Ci sono situazioni così paradossali che a volerle raccontare non sai da che parte cominciare. Siete convinti di averle viste tutte? Seguitemi nel racconto e magari vi renderete conto che non è così.
Sei nel centro della città durante l’ora di pranzo e il traffico è sostenuto per via dell’uscita dei bambini dalle scuole che si trovano nei paraggi.

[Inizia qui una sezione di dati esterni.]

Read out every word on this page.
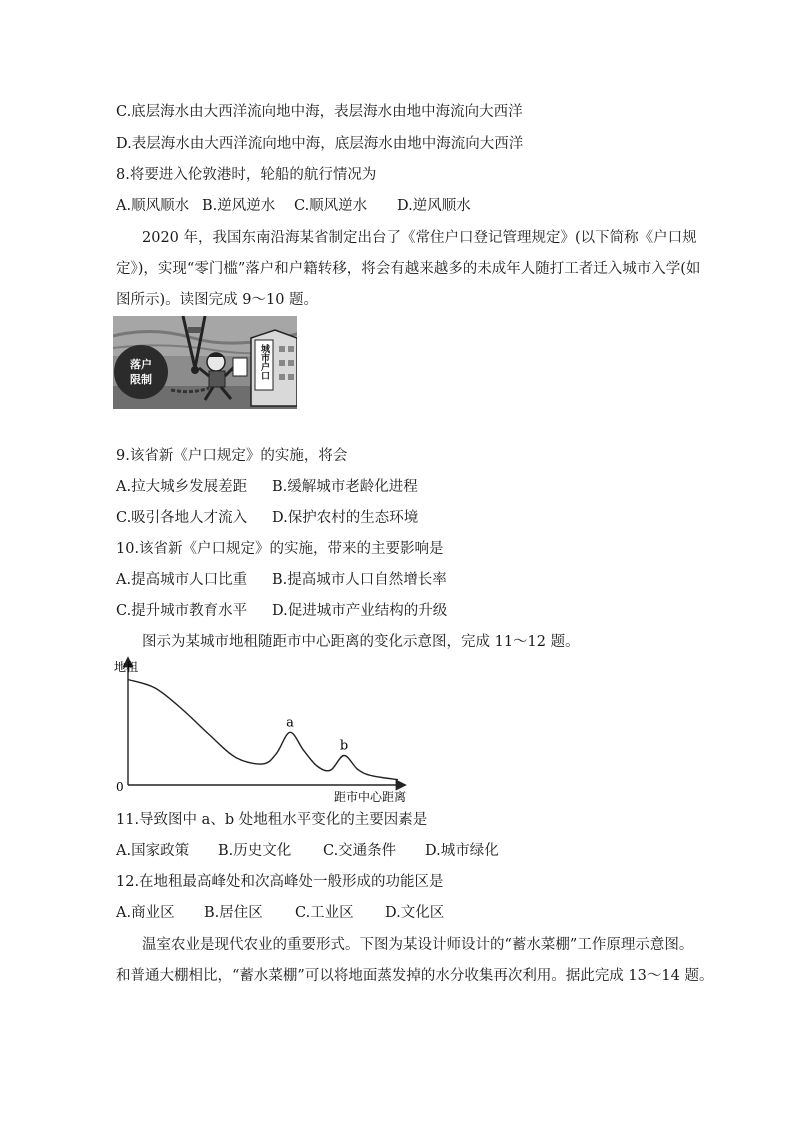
C.底层海水由大西洋流向地中海，表层海水由地中海流向大西洋
D.表层海水由大西洋流向地中海，底层海水由地中海流向大西洋
8.将要进入伦敦港时，轮船的航行情况为
A.顺风顺水 B.逆风逆水 C.顺风逆水 D.逆风顺水
2020 年，我国东南沿海某省制定出台了《常住户口登记管理规定》(以下简称《户口规
定》)，实现“零门槛”落户和户籍转移，将会有越来越多的未成年人随打工者迁入城市入学(如
图所示)。读图完成 9～10 题。
落户
限制	城市户口
9.该省新《户口规定》的实施，将会
A.拉大城乡发展差距 B.缓解城市老龄化进程
C.吸引各地人才流入 D.保护农村的生态环境
10.该省新《户口规定》的实施，带来的主要影响是
A.提高城市人口比重 B.提高城市人口自然增长率
C.提升城市教育水平 D.促进城市产业结构的升级
图示为某城市地租随距市中心距离的变化示意图，完成 11～12 题。
地租
0
距市中心距离
a
b
11.导致图中 a、b 处地租水平变化的主要因素是
A.国家政策 B.历史文化 C.交通条件 D.城市绿化
12.在地租最高峰处和次高峰处一般形成的功能区是
A.商业区 B.居住区 C.工业区 D.文化区
温室农业是现代农业的重要形式。下图为某设计师设计的“蓄水菜棚”工作原理示意图。
和普通大棚相比，“蓄水菜棚”可以将地面蒸发掉的水分收集再次利用。据此完成 13～14 题。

Ti trovi al semaforo ed è rosso, perciò sono tutti fermi. La via in cui stai passando è con due corsie e dopo il semaforo puoi girare solo a sinistra o a destra. Sei sulla corsia di sinistra con due auto davanti prima dello stop e dietro una colonna lunga. Con lo specchietto retrovisore noti che l’auto dietro la tua, un’utilitaria grigia di piccola cilindrata modello “zzzxxx” (per ovvi motivi non lo specifico) e piena di ammaccature, è troppo vicina. Non fai a tempo ad elaborare cosa sta succedendo quando vedi che l’automobilista dietro di te decide di cambiare corsia e passare dalla corsia di sinistra a quella di destra. Però essendo troppo attaccata al posteriore della tua auto senti che struscia il tuo paraurti.

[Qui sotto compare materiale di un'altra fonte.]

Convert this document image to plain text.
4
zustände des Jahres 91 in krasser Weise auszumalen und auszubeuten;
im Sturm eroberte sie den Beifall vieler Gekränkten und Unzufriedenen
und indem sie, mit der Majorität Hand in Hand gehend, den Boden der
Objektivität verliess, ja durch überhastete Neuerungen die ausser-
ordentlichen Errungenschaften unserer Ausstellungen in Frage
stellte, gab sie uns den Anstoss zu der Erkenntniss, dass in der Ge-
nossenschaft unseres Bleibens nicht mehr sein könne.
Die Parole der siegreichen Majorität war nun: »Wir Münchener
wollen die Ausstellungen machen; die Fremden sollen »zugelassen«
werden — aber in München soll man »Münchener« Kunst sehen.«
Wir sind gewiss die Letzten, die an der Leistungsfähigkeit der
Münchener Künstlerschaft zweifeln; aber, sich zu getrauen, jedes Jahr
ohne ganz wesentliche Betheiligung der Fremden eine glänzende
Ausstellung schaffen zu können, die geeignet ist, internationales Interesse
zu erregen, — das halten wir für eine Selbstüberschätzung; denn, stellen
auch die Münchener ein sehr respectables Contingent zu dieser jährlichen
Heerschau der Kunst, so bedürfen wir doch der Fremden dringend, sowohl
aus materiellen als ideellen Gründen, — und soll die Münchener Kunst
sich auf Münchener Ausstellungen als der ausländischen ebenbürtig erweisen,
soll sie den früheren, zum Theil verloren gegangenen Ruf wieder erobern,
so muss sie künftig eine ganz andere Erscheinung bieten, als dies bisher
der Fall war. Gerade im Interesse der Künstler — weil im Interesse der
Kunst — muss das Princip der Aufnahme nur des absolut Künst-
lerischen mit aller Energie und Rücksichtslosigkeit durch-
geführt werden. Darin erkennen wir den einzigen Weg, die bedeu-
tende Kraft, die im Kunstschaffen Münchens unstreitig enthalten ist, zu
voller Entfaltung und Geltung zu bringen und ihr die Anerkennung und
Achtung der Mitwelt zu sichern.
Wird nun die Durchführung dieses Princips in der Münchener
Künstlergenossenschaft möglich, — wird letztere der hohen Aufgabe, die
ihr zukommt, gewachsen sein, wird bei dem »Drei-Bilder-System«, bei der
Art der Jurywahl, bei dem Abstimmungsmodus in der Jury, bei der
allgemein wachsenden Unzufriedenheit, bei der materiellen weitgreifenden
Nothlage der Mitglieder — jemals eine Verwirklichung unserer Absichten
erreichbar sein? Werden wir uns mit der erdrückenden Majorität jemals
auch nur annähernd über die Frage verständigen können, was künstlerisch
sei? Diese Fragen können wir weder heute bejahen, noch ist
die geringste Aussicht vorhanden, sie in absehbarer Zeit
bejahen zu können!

Allora metti le quattro frecce e scendi per vedere cosa è successo. L’auto che ti ha urtato è ancora appoggiata alla tua e guardando l’autista vedi alla guida una signora sui 65 anni, sigaretta alla mano, che ti guarda con sufficienza e per nulla preoccupata. Poi sempre con aria di sufficienza abbassa 10 centimetri il finestrino e ti dice che non è successo niente ma si è solo appoggiata. Nel frattempo scatta il verde e comincia il concerto dei clacson della gente che vuole passare e cercano di avanzare infastiditi. Poi il semaforo torna rosso. Tra un clacson e l’altro la signora che vi ha toccato il paraurti posteriore fa marcia in dietro e si sposta sulla corsia di destra ma rimane accanto perché il traffico si è di nuovo fermato. Gli intimate di scendere a vedere la riga che ha creato sul paraurti ma insiste che non è niente e chiude il finestrino per niente preoccupata dell’accaduto ed essendo nel frattempo scattato il verde, se ne va senza problemi.
L’unica cosa possibile da fare è prendere la targa e rimettersi in cammino. Ora con la targa annotata non resta altro che andare all’assicurazione e fare la richiesta di risarcimento, direte voi. Ma è qui che viene il bello.
L’assicuratore scrive la targa sul terminale ed esclama:
“Trovata, è una utilitaria bianca modello xxxyyy, giusto?”
“No, in realtà è grigia ed è una zzzxxx!” ribatti con perplessità.
L’assicuratore invece ti comunica che i dati relativi a quella targa sono proprio di una utilitaria bianca modello xxxyyy e che la proprietaria l’ha assicurata in una città a 700 km da li. Cominci a farti mille domande e piano piano ti rendi conto cosa sta succedendo. Insomma, non ci sono dubbi, l’auto che ti ha toccato portandoti via un po’ di vernice dal paraurti monta una targa che non è la sua. Così si spiegano tutte le ammaccature sulla carrozzeria; l’aria di sufficienza; la mancanza di preoccupazione e tutto il resto. Tanto le multe non arrivano a lei ma a qualcun’altro, che chissà se sia consenziente per il fatto che può tranquillamente contestare le multe che gli arrivano per via dei dati inesatti e cose del genere…
Intanto tu rimani con il paraurti rigato e due ore perse a cercare un’auto che non esiste.
L’ultima cosa che rimane da fare è fare una denuncia ai carabinieri. Ma è più una cosa etica che risolutiva perché chi si comporta così di solito non ha niente da perdere. Tu ora che farai, andrai a perdere altro tempo per fare la denuncia?